Amis des Sept Royaumes, de Tatooine, d’Ankh Morpok et des confins des galaxies connues et inconnues, réjouissez-vous ! C’est le moment de voir si votre intelligence est plus qu’artificielle. L’heure de dépasser vos limites a sonné. Vous allez être confronté au plus grand défi que l'univers connu et inconnu ait jamais… connu. Près de 200 énigmes vous attendent et sachez-le, vous n'en sortirez pas indemne ! Voici les différents mondes que vous allez rencontrer : Star Wars, Tolkien, Manga et animation, Jeux vidéo, Comics et super héros…

 

BDs :

« Quelques mois à l’Amélie », Jean-C Denis

A travers la dérive d'un écrivain en manque d'inspiration et d'amour, récit d'une grande maîtrise graphique et littéraire, Quelques mois à l'Amélie est une remarquable leçon de vie et confirme Jean-C. Denis comme l'un des auteurs de bande dessinée contemporains les plus accomplis.
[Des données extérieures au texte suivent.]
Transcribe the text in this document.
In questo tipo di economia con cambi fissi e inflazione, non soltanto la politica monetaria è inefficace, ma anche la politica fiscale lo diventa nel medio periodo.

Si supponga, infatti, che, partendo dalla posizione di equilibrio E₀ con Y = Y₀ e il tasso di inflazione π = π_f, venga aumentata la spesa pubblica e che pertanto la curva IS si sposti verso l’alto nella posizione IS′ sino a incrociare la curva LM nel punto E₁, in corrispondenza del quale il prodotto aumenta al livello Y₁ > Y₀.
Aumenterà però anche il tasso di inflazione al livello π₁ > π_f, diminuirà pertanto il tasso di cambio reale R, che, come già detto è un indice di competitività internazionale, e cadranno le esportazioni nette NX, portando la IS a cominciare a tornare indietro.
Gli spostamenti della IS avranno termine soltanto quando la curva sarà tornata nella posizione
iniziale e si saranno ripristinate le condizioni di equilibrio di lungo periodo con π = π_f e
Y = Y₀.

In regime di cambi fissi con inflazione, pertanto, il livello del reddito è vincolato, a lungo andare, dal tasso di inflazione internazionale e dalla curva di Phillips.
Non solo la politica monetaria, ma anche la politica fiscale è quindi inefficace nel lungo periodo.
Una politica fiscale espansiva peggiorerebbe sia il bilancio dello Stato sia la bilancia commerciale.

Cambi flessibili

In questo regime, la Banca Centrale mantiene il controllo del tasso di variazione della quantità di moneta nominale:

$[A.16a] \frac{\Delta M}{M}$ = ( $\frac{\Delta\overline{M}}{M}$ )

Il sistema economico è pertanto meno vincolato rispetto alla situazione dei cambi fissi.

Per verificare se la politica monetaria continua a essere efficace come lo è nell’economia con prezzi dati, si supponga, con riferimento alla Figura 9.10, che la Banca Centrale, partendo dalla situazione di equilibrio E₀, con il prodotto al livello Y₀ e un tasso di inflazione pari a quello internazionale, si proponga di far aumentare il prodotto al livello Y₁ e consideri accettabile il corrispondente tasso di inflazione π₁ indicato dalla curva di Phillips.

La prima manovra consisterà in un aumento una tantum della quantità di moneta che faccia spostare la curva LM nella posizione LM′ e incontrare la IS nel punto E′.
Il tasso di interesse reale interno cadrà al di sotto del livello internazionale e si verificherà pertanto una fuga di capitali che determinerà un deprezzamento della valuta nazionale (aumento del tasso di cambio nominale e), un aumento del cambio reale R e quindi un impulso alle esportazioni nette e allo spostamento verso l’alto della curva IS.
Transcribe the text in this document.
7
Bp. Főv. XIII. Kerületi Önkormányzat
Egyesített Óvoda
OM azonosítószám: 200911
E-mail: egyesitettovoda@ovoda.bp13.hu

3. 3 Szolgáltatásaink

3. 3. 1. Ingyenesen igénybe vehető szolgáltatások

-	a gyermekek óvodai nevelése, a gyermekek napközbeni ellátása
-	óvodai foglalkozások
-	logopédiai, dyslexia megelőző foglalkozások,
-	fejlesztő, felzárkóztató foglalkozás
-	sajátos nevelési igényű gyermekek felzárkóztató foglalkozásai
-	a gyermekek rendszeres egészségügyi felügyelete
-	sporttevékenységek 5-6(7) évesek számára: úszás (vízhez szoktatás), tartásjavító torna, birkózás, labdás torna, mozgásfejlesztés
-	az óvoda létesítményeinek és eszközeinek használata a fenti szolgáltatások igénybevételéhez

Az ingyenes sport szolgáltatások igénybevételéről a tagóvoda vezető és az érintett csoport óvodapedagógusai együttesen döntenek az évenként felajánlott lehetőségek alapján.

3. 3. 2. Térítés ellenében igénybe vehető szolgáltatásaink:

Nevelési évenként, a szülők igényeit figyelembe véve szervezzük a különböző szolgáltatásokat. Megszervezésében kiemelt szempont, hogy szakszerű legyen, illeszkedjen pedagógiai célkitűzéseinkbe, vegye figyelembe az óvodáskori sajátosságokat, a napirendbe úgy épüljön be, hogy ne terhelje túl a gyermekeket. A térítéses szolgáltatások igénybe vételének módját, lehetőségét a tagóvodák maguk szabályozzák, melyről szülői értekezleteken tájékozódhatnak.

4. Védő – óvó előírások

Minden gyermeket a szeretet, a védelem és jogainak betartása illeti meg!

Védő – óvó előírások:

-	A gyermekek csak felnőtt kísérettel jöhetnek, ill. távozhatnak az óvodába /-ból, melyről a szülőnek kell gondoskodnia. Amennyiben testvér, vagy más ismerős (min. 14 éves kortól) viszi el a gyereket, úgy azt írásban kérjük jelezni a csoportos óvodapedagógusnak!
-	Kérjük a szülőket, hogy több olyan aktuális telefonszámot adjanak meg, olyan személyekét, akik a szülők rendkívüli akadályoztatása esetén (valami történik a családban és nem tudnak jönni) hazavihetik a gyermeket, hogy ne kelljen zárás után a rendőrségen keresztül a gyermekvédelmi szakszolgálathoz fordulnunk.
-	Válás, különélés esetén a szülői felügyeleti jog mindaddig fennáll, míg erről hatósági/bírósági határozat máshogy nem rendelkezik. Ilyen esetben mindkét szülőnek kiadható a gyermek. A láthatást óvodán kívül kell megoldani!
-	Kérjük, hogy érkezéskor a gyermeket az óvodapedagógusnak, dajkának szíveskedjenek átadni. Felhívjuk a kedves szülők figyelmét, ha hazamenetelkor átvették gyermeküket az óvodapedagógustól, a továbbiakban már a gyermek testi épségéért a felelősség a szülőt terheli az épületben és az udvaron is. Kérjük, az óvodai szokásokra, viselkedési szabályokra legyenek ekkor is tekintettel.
« Ces jours qui disparaissent », Timothé Le Boucher

Que feriez-vous si d’un coup vous vous aperceviez que vous ne vivez plus qu’un jour sur deux ? C’est ce qui arrive à Lubin Maréchal, un jeune homme d’une vingtaine d’années qui, sans qu’il n’en ait le moindre souvenir, se réveille chaque matin alors qu’un jour entier vient de s’écouler. Il découvre alors que pendant ces absences, une autre personnalité prend possession de son corps. Un autre lui-même avec un caractère bien différent du sien, menant une vie qui n’a rien à voir. Pour organiser cette cohabitation corporelle et temporelle, Lubin se met en tête de communiquer avec son « autre », par caméra interposée. Mais petit à petit, l’alter ego prend le dessus et possède le corps de Lubin de plus en plus longtemps, ce dernier s’évaporant progressivement dans le temps... Qui sait combien de jours il lui reste à vivre avant de disparaître totalement ?

 

Cuisine :

Gastronogeek”, Thibaud Villanova, Maxime Léonard

42 recettes créatives et gourmandes autour de 15 thèmes incontournables de la culture geek. De Harry Potter à Star Wars, en passant par Dragon Ball, un hommage gastronomique à des références cultes et une série d'énigmes pour tester vos connaissances geek.

 

Poésie :

« Petite bibliothèque de poésie contemporaine. », Zéno Bianu, Sophi Nauleau, André Velter

«Concernant la poésie, les idées reçues sont irrecevables. Elles ont néanmoins la vie dure. Génération après génération, on se lamente sur la perte d'audience des poètes contemporains, comme si leurs aînés avaient toujours connu, en leur temps, une exceptionnelle faveur. Aussi faut-il contrecarrer résolument ce penchant morose, objecter à ce lancinant refrain qui ne doit qu'à la paresse et à la nostalgie. Aussi faut-il proposer aujourd'hui, sinon imposer, les voix affirmées, marquantes, éclairantes et, à bien des égards, activement dérangeantes, de Guillevic, André Frénaud, René Daumal, Armand Robin, Edmond Jabès, Ghérasim Luca, Aimé Césaire, Yves Bonnefoy, Henri Pichette, André du Bouchet, Lorand Gaspar, Philippe Jaccottet. Douze parcours, du lapidaire au volcanique, du révolté au méditatif, du polyphonique au loufoque, du stupéfiant au transparent, du tellurique au sensuel, du dépouillé au luxuriant... Douze parcours pour changer d'univers, fût-ce dans la même galaxie.»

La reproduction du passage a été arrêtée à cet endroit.